Xaviera a 15 ans. Et dans cette école technologique de Yaoundé, le centre NextGen, elle apprend à fabriquer des robots et à perfectionner ses connaissances informatiques.
 

Ce centre est un atout face aux autres filles scolarisées dans la filière classique
Xaviera Nguefo, collégienne

"Dans la robotique, la partie théorique étudiée en classe prend tout son sens quand nous fabriquons nos robots", dit Xaviera Nguefo. Et de rappeler fièrement : "C'est un atout pour moi. Je suis forcément mieux armée qu'une autre fille scolarisée dans la filière classique."

Selon les chiffres des Nations unies de 2016, 95% des enfants déscolarisés étaient des filles. Permettre aux filles d'accéder au savoir et au savoir-faire était une priorité pour la fondatrice de cette école de robotique.

"Tout commence avec elles.
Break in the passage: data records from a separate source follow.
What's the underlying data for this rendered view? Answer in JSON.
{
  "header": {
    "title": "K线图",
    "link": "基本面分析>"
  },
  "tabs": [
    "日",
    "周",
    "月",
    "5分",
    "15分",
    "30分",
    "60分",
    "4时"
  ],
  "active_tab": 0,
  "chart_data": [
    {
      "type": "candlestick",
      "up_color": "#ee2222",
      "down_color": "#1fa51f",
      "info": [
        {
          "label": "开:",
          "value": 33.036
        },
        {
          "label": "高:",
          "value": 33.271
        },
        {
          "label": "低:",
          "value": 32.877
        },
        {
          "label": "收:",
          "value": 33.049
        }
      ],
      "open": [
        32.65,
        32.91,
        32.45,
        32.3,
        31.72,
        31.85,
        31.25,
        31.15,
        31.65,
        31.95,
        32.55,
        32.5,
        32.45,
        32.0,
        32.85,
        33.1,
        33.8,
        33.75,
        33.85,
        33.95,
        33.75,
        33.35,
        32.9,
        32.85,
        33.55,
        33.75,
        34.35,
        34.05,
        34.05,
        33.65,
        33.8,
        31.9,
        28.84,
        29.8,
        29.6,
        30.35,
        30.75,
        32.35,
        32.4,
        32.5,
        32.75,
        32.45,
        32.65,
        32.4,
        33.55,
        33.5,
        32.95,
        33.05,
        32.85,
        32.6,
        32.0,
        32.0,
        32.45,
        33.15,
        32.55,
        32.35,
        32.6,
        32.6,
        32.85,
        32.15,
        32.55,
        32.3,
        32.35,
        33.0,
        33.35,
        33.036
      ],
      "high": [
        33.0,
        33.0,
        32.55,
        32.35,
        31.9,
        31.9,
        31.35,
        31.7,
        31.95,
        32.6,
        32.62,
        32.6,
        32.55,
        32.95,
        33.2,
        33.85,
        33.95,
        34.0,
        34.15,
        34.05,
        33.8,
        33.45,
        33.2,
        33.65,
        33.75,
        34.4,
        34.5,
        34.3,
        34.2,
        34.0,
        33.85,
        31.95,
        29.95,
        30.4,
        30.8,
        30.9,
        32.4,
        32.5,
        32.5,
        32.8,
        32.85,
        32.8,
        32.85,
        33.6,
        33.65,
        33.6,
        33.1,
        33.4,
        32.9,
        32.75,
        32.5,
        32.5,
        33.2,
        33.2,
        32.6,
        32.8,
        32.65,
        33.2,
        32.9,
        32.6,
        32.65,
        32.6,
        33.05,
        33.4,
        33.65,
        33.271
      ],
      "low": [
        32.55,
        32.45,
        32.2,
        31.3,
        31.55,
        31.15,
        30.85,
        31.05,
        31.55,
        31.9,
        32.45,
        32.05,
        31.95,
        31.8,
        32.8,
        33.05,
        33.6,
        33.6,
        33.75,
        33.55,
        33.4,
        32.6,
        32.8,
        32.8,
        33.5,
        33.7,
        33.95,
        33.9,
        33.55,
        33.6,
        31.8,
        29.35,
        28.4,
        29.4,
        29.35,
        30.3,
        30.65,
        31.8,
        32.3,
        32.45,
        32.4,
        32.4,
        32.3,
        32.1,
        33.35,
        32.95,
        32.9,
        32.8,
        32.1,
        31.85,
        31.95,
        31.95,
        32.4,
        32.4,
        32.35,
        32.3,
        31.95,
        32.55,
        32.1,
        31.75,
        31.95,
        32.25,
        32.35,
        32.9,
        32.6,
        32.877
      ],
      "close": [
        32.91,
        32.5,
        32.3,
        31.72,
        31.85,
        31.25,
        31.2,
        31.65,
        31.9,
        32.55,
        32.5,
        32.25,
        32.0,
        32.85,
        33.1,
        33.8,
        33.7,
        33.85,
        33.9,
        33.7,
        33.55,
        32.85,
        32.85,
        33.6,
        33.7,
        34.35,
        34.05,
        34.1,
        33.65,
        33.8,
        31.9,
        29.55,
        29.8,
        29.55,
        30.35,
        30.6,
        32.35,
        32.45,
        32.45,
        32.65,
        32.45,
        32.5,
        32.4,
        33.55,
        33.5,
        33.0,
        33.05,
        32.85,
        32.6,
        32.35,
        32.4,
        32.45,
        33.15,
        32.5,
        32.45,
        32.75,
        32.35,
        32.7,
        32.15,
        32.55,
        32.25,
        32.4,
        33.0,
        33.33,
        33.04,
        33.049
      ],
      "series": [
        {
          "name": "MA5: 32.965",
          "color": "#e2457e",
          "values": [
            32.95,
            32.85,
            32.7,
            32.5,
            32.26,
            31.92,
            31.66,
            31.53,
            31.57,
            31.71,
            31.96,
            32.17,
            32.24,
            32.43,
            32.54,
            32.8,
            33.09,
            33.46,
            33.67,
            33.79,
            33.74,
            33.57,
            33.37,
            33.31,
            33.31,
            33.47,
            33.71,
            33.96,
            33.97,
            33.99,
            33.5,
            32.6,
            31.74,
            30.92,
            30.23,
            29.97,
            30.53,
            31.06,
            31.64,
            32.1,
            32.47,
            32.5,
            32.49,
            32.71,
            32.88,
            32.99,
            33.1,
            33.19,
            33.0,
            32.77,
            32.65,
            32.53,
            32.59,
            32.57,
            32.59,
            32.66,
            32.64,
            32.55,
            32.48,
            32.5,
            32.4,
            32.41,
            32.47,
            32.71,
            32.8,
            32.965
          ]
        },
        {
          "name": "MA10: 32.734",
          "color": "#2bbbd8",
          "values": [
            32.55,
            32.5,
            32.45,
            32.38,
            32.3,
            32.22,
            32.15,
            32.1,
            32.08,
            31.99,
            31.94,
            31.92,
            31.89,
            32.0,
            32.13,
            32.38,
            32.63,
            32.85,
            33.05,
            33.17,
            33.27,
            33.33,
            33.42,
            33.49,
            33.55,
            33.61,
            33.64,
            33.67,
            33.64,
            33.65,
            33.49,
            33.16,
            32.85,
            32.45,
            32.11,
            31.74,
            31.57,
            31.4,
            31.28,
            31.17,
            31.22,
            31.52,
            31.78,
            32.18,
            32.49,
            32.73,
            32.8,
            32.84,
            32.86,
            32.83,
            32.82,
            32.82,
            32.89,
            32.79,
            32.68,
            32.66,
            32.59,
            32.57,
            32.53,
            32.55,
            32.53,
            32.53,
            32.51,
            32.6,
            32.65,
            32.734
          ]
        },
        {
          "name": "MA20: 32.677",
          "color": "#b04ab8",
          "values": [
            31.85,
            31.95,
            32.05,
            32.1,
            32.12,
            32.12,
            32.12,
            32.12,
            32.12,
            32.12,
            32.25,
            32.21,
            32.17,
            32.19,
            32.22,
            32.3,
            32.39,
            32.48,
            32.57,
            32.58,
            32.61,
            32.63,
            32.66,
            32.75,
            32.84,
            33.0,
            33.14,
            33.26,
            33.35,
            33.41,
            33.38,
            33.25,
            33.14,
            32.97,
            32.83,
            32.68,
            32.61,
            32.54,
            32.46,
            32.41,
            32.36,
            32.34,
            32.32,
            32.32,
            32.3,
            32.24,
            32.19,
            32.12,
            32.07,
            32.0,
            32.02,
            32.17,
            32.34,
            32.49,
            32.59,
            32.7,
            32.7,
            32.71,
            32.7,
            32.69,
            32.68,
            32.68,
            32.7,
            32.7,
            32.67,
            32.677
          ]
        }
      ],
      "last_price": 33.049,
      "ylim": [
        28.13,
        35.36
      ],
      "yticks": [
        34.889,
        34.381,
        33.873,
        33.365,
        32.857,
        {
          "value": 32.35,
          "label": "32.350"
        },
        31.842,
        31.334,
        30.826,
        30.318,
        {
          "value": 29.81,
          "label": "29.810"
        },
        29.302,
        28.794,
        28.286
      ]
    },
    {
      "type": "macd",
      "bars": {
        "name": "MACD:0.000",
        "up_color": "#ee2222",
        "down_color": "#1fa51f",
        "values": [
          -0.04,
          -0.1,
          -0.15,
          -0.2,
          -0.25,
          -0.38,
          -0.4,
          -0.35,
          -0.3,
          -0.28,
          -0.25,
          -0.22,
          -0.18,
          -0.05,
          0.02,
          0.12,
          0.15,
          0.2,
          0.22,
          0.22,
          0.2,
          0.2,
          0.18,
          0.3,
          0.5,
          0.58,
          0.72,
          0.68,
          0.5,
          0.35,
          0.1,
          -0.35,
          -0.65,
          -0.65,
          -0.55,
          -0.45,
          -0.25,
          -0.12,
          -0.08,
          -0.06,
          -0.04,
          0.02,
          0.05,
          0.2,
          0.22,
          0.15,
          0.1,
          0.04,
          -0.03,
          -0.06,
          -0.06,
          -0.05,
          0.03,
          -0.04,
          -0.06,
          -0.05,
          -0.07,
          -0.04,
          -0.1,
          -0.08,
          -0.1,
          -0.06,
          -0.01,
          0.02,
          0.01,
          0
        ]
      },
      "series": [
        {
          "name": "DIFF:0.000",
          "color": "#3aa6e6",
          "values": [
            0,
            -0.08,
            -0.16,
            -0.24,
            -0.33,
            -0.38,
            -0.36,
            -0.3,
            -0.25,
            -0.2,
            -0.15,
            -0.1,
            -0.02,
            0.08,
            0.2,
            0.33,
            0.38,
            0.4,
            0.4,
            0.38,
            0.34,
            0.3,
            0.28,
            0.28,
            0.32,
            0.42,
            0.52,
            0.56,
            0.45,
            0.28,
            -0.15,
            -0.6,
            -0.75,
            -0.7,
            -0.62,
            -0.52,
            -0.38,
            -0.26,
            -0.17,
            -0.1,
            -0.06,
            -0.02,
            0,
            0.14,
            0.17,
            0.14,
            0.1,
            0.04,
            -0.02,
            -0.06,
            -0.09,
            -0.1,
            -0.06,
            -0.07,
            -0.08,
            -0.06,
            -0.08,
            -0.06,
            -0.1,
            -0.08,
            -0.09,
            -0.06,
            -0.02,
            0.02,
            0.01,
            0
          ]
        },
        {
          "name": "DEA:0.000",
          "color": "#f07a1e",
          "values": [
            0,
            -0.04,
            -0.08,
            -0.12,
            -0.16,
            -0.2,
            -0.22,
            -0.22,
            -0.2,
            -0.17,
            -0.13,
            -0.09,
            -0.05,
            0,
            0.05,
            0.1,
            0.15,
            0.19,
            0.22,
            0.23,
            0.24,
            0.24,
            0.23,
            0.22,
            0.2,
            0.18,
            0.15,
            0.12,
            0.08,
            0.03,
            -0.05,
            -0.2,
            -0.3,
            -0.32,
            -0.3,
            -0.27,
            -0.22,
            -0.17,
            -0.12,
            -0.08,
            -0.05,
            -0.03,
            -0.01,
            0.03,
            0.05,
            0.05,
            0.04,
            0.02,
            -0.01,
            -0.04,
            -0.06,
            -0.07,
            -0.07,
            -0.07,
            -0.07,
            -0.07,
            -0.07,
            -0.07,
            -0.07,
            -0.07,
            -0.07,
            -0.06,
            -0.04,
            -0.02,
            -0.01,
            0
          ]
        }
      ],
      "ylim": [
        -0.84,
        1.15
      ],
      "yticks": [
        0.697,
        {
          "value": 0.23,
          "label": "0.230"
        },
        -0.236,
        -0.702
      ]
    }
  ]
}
Avec leurs rêves...", martèle Janet Folang, la fondatrice de NextGen Digital Technologies.

Celle qui est aussi enseignante au sein de son établissement rajoute : "alimenter leur rêve est un moyen de les pousser le plus loin possible. Nous ne voulons pas de cas de personnes qui n'atteignent pas leur plein potentiel, parce qu'elles n'ont pas eu ce coup de pouce nécessaire."

95% des enfants déscolarisés sont des filles

Et les filles sont particulièrement motivées. Avec peut-être un atout supplémentaire. Des robots ludiques... c'est bien... Des robots utiles... c'est mieux!
Lynne Yenwo se voit déjà fabriquer des robots qui concourrent à sauver des vies ou améliorer celles de personnes vivants en milieu rural.

"J'aimerais fabriquer un robot à même de traduire ce que veulent dire nos grands-parents, tantes et oncles qui ne parlent pas bien l'anglais", dit-elle. Et d'ajouter : "Un robot qui permettrait au medecin de mieux cerner leur souffrance et de mieux les soigner."

En attendant le centre permet aux filles de s'intéresser aux sciences, aux mathématiques et de participer à de nombreux concours robotiques internationaux. Une manière aussi de forcer son destin dans un pays où selon les Nations-Unies, près de 60% des femmes sont analphabètes.